Claude-Code-Workflow/.claude/python_script/config.yaml

# Configuration for UltraThink Path-Aware Analyzer
# Based on gemini-wrapper patterns with intelligent enhancements

# Token limits for project size classification
token_limits:
  small_project: 500000      # <500K tokens - include most files
  medium_project: 2000000    # 500K-2M tokens - smart selection
  large_project: 10000000    # >2M tokens - precise targeting
  max_files: 1000            # Maximum files to process

# File patterns to exclude (performance and relevance)
exclude_patterns:
  - "*/node_modules/*"
  - "*/.git/*"
  - "*/build/*"
  - "*/dist/*"
  - "*/.next/*"
  - "*/.nuxt/*"
  - "*/target/*"
  - "*/vendor/*"
  - "*/__pycache__/*"
  - "*.pyc"
  - "*.pyo"
  - "*.log"
  - "*.tmp"
  - "*.temp"
  - "*.history"

# File extensions grouped by category
file_extensions:
  code:
    - ".py"
    - ".js"
    - ".ts"
    - ".tsx"
    - ".jsx"
    - ".java"
    - ".cpp"
    - ".c"
    - ".h"
    - ".rs"
    - ".go"
    - ".php"
    - ".rb"
    - ".sh"
    - ".bash"
  docs:
    - ".md"
    - ".txt"
    - ".rst"
    - ".adoc"
  config:
    - ".json"
    - ".yaml"
    - ".yml"
    - ".toml"
    - ".ini"
    - ".env"
  web:
    - ".html"
    - ".css"
    - ".scss"
    - ".sass"
    - ".xml"

# Embedding/RAG configuration
embedding:
  enabled: true  # Set to true to enable RAG features
  model: "codesage/codesage-large-v2"  # CodeSage V2 for code embeddings
  cache_dir: "cache"
  similarity_threshold: 0.6  # Higher threshold for better code similarity
  max_context_length: 2048  # Increased for CodeSage V2 capabilities
  batch_size: 8  # Reduced for larger model
  trust_remote_code: true  # Required for CodeSage V2

# Context analysis settings
context_analysis:
  # Keywords that indicate specific domains/modules
  domain_keywords:
    auth: ["auth", "login", "user", "password", "jwt", "token", "session"]
    database: ["db", "database", "sql", "query", "model", "schema", "migration"]
    api: ["api", "endpoint", "route", "controller", "service", "handler"]
    frontend: ["ui", "component", "view", "template", "style", "css"]
    backend: ["server", "service", "logic", "business", "core"]
    test: ["test", "spec", "unit", "integration", "mock"]
    config: ["config", "setting", "environment", "env"]
    util: ["util", "helper", "common", "shared", "lib"]

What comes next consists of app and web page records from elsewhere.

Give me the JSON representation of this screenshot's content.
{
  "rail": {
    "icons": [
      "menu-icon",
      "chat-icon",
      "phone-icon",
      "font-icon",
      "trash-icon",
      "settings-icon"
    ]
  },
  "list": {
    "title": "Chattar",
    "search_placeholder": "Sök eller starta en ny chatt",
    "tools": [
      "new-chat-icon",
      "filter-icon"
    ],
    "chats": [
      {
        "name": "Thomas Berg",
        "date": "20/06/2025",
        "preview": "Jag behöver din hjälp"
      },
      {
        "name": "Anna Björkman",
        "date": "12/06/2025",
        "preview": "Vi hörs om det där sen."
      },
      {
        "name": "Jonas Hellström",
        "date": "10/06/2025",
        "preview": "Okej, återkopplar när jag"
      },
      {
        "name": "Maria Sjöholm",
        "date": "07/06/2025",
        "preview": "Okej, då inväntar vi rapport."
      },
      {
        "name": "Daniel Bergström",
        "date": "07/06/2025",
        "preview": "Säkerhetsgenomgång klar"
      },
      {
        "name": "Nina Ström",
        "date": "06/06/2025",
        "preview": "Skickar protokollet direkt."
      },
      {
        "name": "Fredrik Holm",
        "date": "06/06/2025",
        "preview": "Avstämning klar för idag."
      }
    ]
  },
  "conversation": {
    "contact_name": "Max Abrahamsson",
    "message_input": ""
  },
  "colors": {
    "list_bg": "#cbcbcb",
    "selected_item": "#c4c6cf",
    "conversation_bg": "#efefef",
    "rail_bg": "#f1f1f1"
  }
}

  # Programming language indicators
  language_indicators:
    python: [".py", "python", "pip", "requirements.txt", "setup.py"]
    javascript: [".js", ".ts", "npm", "package.json", "node"]
    java: [".java", "maven", "gradle", "pom.xml"]
    go: [".go", "go.mod", "go.sum"]
    rust: [".rs", "cargo", "Cargo.toml"]

# Path matching and ranking
path_matching:
  # Scoring weights for relevance calculation
  weights:
    keyword_match: 0.4        # Direct keyword match in filename/path
    extension_match: 0.2      # File extension relevance
    directory_context: 0.2    # Directory name relevance
    file_size_penalty: 0.1    # Penalty for very large files
    recency_bonus: 0.1        # Bonus for recently modified files

  # Maximum files to return per category
  max_files_per_category: 20

  # Minimum relevance score to include file
  min_relevance_score: 0.1

# Output formatting
output:
  # How to format path patterns
  pattern_format: "@{{{path}}}"  # Results in @{path/to/file}

  # Include project documentation by default
  always_include:
    - "CLAUDE.md"
    - "**/CLAUDE.md"
    - "README.md"
    - "docs/**/*.md"

  # Maximum total files in output
  max_total_files: 50

# Analysis modes
modes:
  auto:
    description: "Fully automatic path detection"
    enabled: true
  guided:
    description: "Suggest paths for user confirmation"
    enabled: true
  pattern:
    description: "Use explicit patterns from user"
    enabled: true
  hybrid:
    description: "Combine auto-detection with user patterns"
    enabled: true

# Performance settings
performance:
  # Cache settings
  cache_enabled: true
  cache_ttl: 3600  # Cache TTL in seconds (1 hour)

  # File size limits
  max_file_size: 10485760  # 10MB max file size to analyze

  # Parallel processing
  max_workers: 4  # Number of parallel workers for file processing

# Logging configuration
logging:
  level: "INFO"  # DEBUG, INFO, WARNING, ERROR
  file: ".claude/scripts/ultrathink/ultrathink.log"
  format: "%(asctime)s - %(name)s - %(levelname)s - %(message)s"